I confessed my slip to the girlfriend. It was in the midst of other deep conversation. Other talk of where we are with our relationship and where we might or might not be heading. We’ve been dating around a year. These talks seem to be a quarterly housecleaning of sorts. It becomes an accounting of hurts and wrongs and feelings. It allows us to know where each other is at and provide opportunity for adjustments and feedback. I have been feeling distant lately and that brought about the talk.
Frankly, I suck at starting conversations. It’s kind of like me playing football where I hit, or “shuck” my “opponent” to get to a good defensive position. A place where I know I’ve caused a reaction and am ready for the return volley. I need to work on it, but often the conversations originate from anxiety. Once the interaction occurs it can usually steer to better avenues.
There are a few areas that are raised each time we have these talks. First is making her a priority, especially compared to my kids. In fact, these conversations seem to come at the times when the schedule adjusts. From, school to summer, at the start of activities, etc. It’s a tough spot for her and I. I want to give her more time, but my kids are at a pretty awesome age. They’re in the mode of adolescence where they are mostly agreeable and like being active. It’s a time I love and a time I would regret missing too much of. My girlfriend thinks I have the kids in too many activities. Deep down, being a sort of Renaissance man at heart, I don’t believe in “too many” at their age. Experience opens their minds and grows their brains. So I’m willing to have the grueling schedule for the time being until they really settle into the teen years where they may focus and try to excel in just a couple areas.
In terms of making her a priority, it’s something that can be done. She’s not so selfish that she expects me to pick her or the kids. It becomes a matter of finding and making time. My kids are, to an extent, always in need. Thus, plans are continually made and refreshed. Doldrums occur more often in the relationship as we are both capable people and so making plans can be forgotten.

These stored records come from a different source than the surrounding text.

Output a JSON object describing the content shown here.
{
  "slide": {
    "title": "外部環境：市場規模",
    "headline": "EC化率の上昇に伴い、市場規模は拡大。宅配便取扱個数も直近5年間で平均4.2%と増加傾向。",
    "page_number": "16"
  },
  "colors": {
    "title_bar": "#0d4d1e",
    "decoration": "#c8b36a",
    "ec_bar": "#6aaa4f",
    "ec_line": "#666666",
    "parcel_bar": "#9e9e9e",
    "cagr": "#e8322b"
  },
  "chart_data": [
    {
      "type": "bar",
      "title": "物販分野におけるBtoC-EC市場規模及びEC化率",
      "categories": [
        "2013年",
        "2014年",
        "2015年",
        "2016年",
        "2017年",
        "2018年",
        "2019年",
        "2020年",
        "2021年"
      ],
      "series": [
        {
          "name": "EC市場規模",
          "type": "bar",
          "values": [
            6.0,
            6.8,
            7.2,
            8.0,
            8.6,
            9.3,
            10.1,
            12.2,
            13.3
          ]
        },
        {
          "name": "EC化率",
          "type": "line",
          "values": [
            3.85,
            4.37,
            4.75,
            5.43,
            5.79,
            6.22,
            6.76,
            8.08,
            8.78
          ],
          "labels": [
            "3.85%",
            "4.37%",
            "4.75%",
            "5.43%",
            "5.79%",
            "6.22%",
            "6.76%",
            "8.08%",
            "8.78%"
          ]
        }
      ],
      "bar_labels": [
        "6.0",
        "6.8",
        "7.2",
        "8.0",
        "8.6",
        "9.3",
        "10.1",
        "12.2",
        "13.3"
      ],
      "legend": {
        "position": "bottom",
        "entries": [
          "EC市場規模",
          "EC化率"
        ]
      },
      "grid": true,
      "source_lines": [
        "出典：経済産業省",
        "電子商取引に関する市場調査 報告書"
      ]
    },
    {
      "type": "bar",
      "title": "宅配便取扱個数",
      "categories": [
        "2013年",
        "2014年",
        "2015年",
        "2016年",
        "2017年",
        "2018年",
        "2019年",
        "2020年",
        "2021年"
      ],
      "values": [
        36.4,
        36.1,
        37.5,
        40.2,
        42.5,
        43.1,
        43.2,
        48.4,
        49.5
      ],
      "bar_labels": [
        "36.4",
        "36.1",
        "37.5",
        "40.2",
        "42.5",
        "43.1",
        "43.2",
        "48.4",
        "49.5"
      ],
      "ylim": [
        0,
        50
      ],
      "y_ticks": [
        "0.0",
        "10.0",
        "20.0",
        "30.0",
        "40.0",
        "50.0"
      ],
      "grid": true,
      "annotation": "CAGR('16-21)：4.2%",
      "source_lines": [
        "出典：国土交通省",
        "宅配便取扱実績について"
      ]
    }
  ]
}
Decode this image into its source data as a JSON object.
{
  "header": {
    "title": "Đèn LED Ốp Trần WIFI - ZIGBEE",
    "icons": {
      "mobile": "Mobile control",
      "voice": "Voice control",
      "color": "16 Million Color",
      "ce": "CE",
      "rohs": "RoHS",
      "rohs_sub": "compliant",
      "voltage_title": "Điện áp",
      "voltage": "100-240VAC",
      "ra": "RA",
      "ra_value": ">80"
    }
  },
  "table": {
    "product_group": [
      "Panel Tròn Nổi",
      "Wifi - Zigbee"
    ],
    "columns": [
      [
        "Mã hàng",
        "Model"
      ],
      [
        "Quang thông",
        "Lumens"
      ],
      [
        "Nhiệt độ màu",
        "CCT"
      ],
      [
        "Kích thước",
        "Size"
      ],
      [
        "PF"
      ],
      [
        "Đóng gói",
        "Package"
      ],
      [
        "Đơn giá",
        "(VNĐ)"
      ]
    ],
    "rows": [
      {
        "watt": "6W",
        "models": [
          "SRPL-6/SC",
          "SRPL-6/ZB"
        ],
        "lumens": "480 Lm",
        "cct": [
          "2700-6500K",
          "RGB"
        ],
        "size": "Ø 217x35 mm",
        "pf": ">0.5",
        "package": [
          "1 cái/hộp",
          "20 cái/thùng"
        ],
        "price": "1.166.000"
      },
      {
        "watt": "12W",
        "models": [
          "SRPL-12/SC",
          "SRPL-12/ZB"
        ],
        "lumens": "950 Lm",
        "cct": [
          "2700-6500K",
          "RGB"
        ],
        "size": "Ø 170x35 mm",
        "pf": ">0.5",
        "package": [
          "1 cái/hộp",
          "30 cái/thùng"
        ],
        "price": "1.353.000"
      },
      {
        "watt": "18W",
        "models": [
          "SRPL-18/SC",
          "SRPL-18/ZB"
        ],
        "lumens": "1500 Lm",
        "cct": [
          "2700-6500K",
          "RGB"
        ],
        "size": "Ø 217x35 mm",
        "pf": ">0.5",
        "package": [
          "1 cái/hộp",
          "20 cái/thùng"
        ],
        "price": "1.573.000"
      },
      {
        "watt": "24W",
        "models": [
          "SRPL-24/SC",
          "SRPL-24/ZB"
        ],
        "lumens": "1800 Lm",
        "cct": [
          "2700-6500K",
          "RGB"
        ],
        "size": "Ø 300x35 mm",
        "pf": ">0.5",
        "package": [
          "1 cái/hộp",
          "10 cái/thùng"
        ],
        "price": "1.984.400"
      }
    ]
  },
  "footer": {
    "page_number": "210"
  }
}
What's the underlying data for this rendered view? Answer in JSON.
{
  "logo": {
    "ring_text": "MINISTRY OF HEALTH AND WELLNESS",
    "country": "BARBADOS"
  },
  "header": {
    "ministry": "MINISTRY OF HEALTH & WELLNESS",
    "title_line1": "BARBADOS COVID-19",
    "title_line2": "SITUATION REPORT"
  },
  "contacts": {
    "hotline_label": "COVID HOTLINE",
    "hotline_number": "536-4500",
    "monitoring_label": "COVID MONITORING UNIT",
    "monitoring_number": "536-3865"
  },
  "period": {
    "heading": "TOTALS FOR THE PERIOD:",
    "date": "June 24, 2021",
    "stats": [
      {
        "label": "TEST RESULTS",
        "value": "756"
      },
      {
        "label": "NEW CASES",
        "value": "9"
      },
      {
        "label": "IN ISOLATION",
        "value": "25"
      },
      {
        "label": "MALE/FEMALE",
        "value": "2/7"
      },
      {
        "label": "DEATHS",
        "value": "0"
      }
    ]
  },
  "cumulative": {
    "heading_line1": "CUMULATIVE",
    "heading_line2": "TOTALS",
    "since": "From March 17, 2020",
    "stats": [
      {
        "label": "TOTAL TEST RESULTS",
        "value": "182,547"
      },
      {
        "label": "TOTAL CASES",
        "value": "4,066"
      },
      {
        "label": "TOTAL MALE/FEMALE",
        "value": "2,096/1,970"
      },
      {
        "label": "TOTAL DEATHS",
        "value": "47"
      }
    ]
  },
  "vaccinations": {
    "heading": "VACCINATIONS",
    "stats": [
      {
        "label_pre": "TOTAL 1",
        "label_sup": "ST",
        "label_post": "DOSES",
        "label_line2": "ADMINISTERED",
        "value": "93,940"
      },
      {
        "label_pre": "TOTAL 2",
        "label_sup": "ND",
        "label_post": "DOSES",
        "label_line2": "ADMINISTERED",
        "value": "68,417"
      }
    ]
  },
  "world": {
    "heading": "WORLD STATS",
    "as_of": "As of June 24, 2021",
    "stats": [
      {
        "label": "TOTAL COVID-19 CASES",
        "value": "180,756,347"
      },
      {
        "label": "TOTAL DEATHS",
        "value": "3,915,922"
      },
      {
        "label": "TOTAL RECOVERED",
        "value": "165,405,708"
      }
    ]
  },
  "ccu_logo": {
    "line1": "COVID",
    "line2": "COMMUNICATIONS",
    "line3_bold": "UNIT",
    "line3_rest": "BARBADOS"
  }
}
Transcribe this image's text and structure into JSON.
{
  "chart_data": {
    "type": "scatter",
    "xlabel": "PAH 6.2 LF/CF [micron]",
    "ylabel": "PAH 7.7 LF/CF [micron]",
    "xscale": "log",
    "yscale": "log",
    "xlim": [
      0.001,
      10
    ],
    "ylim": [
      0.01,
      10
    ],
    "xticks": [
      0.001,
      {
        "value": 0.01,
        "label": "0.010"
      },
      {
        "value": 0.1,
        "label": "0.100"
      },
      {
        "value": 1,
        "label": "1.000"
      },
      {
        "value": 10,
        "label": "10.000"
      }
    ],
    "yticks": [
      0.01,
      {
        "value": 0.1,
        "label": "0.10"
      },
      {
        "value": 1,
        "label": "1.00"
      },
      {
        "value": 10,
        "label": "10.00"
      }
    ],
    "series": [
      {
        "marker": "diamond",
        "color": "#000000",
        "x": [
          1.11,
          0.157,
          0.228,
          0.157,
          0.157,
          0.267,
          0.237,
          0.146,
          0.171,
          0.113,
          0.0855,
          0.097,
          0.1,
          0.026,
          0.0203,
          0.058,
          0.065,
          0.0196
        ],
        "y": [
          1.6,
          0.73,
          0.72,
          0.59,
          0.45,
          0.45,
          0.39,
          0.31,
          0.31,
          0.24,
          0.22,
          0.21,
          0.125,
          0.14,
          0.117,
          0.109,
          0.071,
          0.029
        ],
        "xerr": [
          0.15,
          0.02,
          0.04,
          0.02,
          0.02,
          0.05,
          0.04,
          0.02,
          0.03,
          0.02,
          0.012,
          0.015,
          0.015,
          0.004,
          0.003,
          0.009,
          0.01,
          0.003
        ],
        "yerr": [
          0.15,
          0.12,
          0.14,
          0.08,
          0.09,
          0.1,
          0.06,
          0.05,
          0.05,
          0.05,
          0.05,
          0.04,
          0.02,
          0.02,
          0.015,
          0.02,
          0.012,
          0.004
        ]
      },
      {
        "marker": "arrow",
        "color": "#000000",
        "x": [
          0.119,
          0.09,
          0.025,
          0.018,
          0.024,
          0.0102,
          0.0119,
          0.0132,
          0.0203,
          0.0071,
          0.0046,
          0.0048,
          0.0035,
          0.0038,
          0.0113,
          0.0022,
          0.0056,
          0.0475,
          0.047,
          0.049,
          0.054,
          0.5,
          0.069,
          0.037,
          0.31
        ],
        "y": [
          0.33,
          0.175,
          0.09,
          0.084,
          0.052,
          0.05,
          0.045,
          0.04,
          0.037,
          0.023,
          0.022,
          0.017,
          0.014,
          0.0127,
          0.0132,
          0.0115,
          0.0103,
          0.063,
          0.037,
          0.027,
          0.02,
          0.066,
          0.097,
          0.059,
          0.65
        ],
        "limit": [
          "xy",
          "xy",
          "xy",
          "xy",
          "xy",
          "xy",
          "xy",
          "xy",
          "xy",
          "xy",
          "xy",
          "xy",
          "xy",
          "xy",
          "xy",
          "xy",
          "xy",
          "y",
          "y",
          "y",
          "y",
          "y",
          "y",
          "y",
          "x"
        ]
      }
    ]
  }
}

Beyond the kids, I’m realizing that my girlfriend does not let go of harms or wrongs as I do. She is still not talking to her mom after an insult over a month ago. Such was with this conversation, I made the musing, probably six months ago as to why she hasn’t had a relationship last longer than two years. To me it was a discussion point, never intended to hurt, but one man’s muse can be that man’s proverbial foot in his mouth. That point never comes up without tears and I was amazed at the realization that I have not yet been forgiven for it. I feel genuine remorse for the question, but forgiveness in this instance isn’t mine to give.
We talked about that enough for me to realize that it wasn’t simply about relationships, but it was about overall acceptance. She doesn’t often feel accepted, she feels an outsider and one who really wants to belong.
I see myself in this realization, too. I always feel I’ve threaded between groups. It is hard for me to feel a true part of most groups. The realization in recovery for me is that that doesn’t matter. Connections come from my willingness to interact, and even assert myself. Groups come and go. Most friends come and go and that’s ok. Now, I don’t feel I need to belong, instead I opt to partake. What other people might or might not think about my belonging is both none of my business, nor does it matter much. What matters is my integrity in my interactions and coming about relationships honestly.
Still, I worry about the prolonged hurts as it pertains to my recent and potential future slips. Will they contribute to a continually built case, such that if the relationship progresses will result in unhealable disconnection? Writing this it sounds silly. “Just stay sober, dummy.” Many of us know that can often be easier said than done.
Again this comes to my taking care of “my side of the street”. I’m human, at least last I checked. I can screw up. I can REALLY screw up. It’s important to maintain my connections by being honest. If I do this and want to remain in the relationship it could even give me energy to stay sober. If the relationship can’t handle it, at least I maintain who I am as a person. A singular personality and not my split Dr. Jekyl and Mr. Hyde. Mr. Hyde has enough freedom to really cause trouble.
I’d like to make it work though. There is a part of me that feels I could handle perpetual bachelorhood, but it’d eventually be a lonely road. This relationship has a lot of benefits (not of the physical kind). Having someone who has an adequate sense of self (even if it’s not as overly confident as it first appeared) is a great thing. I can tell her when I slip. I can have “me” time when I need it. I can have my life and someone to share in some of it.
So we agreed it was worth continuing to work on. We both gained some understanding and are willing to make the small adjustments to keep things going. One small good thing to come from the discussion was some understanding about a trip we took a few months ago to California. Afterwards, I was curious if we had been (physically) intimate enough on the trip. This was another stated hurt by her that she wasn’t adequate enough for me. My musing was really just the opposite, it was my expression of vulnerability as if I was attractive enough for her. She got this as an epiphany of sorts. In a lot of ways we are similar souls, struggling for acceptance. Moving forward that is one of the things I need to remember, she’s wayfaring traveler in life with a lot of the uncertainties and needs I have.
I am grateful to get to walk with her for a time.